Dicho esto, yo, a los socialistas, les castigaría de por vida a no comer nunca más un buen marmitako. Se están portando con nuestros arrantzales y con esa industria como si la cosa no fuera con ellos, habiendo sido incapaces de solidarizarse con sus demandas, evidenciándose, una vez más, la falta de un Gonzalo Sáenz de Samaniego, de un Luis Miguel Macías y de gente responsable así, para haber plantado cara a una ministra socialista que les ha recordado que quien manda es ella y que se olviden de la protección de los Infantes de Marina y que se paguen su seguridad privada. El mundo al revés. El socialismo, junto a Rosa Díez, IU y a ERC, apostando por lo privado, y nosotros, nacionalistas vascos, diciendo en Madrid que el Ejército no sólo está para desfiles el 12 de octubre con la cabra y para poner banderas españolas en el Gorbea, sino para ir donde se les necesita, además de Afganistán, donde no hay atunes, ni arrantzales, ni un tipo de piratas que han de elegir entre morirse de hambre lentamente o morir de un balazo, de forma rápida. La tragedia de Somalia. Desgraciadamente, el secuestro del Alakrana confirma todo esa dejación socialista. Desgraciadamente, porque el secuestro es una desgracia, confirma que los arrantzales, y nosotros al darles nuestro apoyo, teníamos, tenemos, razón.
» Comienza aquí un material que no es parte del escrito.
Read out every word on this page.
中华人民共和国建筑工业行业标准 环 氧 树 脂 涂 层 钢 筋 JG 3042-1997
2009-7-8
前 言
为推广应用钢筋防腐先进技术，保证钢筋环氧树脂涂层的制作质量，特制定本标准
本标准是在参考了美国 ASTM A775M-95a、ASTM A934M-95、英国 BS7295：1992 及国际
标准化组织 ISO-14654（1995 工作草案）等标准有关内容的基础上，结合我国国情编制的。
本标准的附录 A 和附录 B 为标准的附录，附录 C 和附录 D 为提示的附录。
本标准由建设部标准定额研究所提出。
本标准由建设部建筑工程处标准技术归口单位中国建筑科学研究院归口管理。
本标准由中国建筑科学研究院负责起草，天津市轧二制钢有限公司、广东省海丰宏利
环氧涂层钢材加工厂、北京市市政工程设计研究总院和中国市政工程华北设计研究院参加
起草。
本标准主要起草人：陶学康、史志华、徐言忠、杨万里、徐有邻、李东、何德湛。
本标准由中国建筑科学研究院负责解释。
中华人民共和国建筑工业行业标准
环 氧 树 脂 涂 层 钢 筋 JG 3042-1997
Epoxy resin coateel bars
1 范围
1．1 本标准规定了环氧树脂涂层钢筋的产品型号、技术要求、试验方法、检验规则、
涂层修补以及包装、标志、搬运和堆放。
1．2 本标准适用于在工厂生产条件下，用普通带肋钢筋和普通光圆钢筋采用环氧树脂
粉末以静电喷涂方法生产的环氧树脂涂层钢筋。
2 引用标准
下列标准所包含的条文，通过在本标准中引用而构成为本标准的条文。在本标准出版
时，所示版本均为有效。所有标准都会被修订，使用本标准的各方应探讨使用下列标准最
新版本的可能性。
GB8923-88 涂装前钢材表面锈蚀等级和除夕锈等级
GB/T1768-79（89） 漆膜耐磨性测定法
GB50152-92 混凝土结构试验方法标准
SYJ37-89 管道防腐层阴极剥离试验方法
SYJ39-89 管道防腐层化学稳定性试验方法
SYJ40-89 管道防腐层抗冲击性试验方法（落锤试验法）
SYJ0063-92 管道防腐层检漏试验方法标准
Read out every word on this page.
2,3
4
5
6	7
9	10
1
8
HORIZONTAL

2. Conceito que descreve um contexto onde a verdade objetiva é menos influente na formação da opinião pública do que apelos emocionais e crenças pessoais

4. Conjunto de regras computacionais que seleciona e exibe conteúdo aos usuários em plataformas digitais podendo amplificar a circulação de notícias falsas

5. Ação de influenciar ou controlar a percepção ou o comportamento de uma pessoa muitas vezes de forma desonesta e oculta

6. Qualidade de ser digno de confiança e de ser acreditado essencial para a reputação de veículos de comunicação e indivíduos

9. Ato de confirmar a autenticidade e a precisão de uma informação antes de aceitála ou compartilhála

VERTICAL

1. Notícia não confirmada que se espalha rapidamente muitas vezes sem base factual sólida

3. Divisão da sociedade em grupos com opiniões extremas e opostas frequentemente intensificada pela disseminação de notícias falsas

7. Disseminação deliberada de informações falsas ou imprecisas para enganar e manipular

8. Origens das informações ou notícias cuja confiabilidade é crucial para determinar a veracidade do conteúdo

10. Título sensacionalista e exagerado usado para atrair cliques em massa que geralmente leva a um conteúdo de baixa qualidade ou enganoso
De todo esto empecé a enterarme hace unos diez años. El gran jefe de Salica nos visitó en Sabin Etxea y nos mostró su preocupación. Somalia era un estado fallido, allí nadie controlaba nada, los señores de la guerra imponían sus leyes y los barcos atuneros vascos estaban en peligro. Con toda ésta información me fui al Ministerio de Asuntos Exteriores donde obtuve una inquietante y sorprendente respuesta: "No sabemos quiénes son más piratas. Si los somalíes o los vascos". "Si fuera así -les dije- por lo menos los vascos tienen el estómago lleno, pero los piratas de los que habláis están muertos de hambre y un ser humano con hambre es más peligroso que uno que por lo menos come un buen marmitako, como hacen los nuestros. Además, pescan en aguas internacionales, no en aguas somalíes".

Fue el inicio de un forcejeo in crescendo que se traducía en preguntas e iniciativas, algunas de las cuales, como en 2007, logró aprobar en el Congreso una resolución en la que se instaba al gobierno a enviar una fragata y un helicóptero con la misión de vigilar la zona en temporada de pesca, previniendo, disuadiendo o respondiendo a los posibles ataques de los piratas. Pero el gobierno Zapatero desoyó el mandato parlamentario. El PSOE se había opuesto a la iniciativa y entre ellos, todos los diputados socialistas vascos, una de las cuales, Pilar Unzalu, era diputada socialista por Álava. Hoy es la consejera del Departamento de Medio Ambiente, Planificación Territorial, Agricultura y Pesca. Un cargo de nombre muy largo pero de hechos muy cortos.

Pero ¡ay! al poco se produjo el secuestro del Playa de Bakio y se encendieron todas las luces rojas. Afortunadamente no murió nadie, porque un ángel de la guarda de servicio programó que no se hallara ningún tripulante en el puente cuando la granada lo atravesó de parte a parte.

Ante semejante panorama y ante nuestras continuas demandas y protestas, al gobierno Zapatero no le quedó más remedio que promover y sumarse a la OperaciónAtalanta habida cuenta de que no se trataba solo de disuadir a los piratas sino de proteger el libre paso de grandes buques comerciales y de los destinados a cubrir el Programa Mundial de Alimentos de la ONU, con sede en Mombasa (Kenia).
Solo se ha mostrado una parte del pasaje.